LAKE BUENA VISTA, Fla. -- Move over, Iron Man. The corporate information security professional is an essential...
part of the "new front lines of defense," according to Michael Assante, vice president and chief security officer of the North American Electric Reliability Corporation (NERC).
"The responsibility, now more than ever, lies with the private sector to secure assets from new 'acts of war,'" said Assante during his keynote speech at the InfoSec World 2010 security conference.
As malicious hackers look to more targeted attacks, often going after victims and valuable data outside of an office's network boundaries, the responsibility for defense, he said, is dispersed throughout the information security community, even all the way down to the home user in some cases.
The idea of shared responsibility for national cybersecurity defense differs from earlier times of war, where demonstrations of military strength were more easily defined.

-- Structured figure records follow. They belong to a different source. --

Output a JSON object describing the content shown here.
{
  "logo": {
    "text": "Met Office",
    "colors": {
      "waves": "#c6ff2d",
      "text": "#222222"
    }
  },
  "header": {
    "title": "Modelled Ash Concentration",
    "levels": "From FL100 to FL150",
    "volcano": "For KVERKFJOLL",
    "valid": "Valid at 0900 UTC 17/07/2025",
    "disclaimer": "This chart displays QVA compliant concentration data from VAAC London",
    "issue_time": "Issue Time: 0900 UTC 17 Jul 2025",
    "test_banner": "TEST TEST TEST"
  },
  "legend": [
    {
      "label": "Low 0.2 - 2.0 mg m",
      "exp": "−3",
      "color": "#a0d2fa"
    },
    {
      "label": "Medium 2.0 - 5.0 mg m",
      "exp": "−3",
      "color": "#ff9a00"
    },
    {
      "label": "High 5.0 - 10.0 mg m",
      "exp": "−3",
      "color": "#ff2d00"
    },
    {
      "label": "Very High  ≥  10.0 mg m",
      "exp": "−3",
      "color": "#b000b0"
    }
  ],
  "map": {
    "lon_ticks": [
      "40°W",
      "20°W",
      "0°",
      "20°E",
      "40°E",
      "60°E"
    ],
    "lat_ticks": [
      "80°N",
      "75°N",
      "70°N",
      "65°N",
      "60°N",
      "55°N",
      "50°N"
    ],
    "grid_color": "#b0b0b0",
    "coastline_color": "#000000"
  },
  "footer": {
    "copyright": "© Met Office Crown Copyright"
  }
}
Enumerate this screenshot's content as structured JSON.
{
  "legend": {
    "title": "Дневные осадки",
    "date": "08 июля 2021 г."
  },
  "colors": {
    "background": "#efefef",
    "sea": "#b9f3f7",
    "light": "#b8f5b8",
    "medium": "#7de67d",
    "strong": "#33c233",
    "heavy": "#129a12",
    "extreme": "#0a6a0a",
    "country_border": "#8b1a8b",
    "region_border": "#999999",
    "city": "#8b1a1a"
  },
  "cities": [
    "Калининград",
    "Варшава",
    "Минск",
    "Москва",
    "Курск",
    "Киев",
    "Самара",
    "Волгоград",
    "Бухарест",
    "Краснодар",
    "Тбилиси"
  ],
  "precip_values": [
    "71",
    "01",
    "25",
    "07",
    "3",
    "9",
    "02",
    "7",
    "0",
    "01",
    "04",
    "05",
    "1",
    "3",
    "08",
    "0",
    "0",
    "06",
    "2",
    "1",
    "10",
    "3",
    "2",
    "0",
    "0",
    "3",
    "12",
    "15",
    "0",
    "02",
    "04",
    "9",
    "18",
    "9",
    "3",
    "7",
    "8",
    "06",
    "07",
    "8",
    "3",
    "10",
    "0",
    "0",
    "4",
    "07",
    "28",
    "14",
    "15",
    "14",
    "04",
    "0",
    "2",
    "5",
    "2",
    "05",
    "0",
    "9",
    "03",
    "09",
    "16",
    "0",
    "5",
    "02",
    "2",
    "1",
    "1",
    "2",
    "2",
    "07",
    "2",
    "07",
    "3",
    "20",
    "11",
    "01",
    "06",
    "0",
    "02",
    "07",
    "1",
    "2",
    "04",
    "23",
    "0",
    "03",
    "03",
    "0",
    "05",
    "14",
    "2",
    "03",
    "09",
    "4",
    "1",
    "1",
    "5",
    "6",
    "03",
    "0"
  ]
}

As a former navy intelligence officer, Assante spoke about a shift from common rules of engagement and an understanding of how an adversary would operate.
Today, however, "the rules aren't there for the national security decision makers," which presents challenges for those creating policy, Assante said. "And that challenge is translating down all the way to your very jobs," he told the audience.
The responsibility falls in the hands of infosec professionals, according to Assante, largely because of a new struggle: the blur between commercial enterprises and national security organizations.
"It's impacting us if we look at what's occurring on the legislative front; it's impacting us in terms of the risk management decisions and pressures that they're receiving from the government," he said.
Asante illustrated the convergence of military and commercial technology by flashing a telling picture: an image of a U.S. soldier using a tactical rifle hooked up to an iPhone running a precision-shooting application -- one available for $14.99.
There is similar integration, he said, between digital technology and traditional engineering disciplines, creating a culture struggle between information security professionals and traditional engineers. "They're going to rely more on you, and you're going to help them change and transform how they do business," Assante said.
A major convergence has also occurred in the automation space, specifically with the merging of control systems and safety systems. What were once physically separate mechanisms are now, from a network perspective, only functionally separate.
Utility industry changes
This trend occurs in the utility industry, Asante said. With the development of the smart grid, there has been a growing use of digital technology in the monitoring and controlling of the generation, transmission and distribution of electricity.
Currently, an electric utility's functions can be broken down into those three sectors: generation, transmission and distribution. If Assante accomplishes his goal, however, a fourth department will be added: information technology communications. "Each of those three pieces is dependent on technology."
A key development, according to Assante, is Washington's assertion that the electrical system is a strategic national asset. Claiming that the government "missed a memo in the '90s," Assante finds it encouraging that President Obama made a speech in May 2009 -- one Assante was present at -- declaring that everyone must take on a cybersecurity and national defense role. After that speech from the commander in chief: "You all now have the memo," Assante said.
Conference attendee Michael E. Mulville, cyber chief technology officer at McLean, Va.-based Science Applications International Corp. (SAIC), appreciated Assante's mentioning of a greater co-dependence between the government and the private sector.
"If you look five at years ago, the private, commercial sector was very independent and did what it wanted. The federal government was kind of out in left field in terms of how they interacted and what they did on the security end," Mulville said.
Mulville noted how important it is currently for government and private industry to interact and understand each other's processes. And energy, Mulville suggested, is only the beginning.
"There's going to be a greater dependence between the two sectors," he said. "Energy is just one of them. Health is another … where the securing of those people's private information is becoming more and more critical as more and more social network activity is happening as well."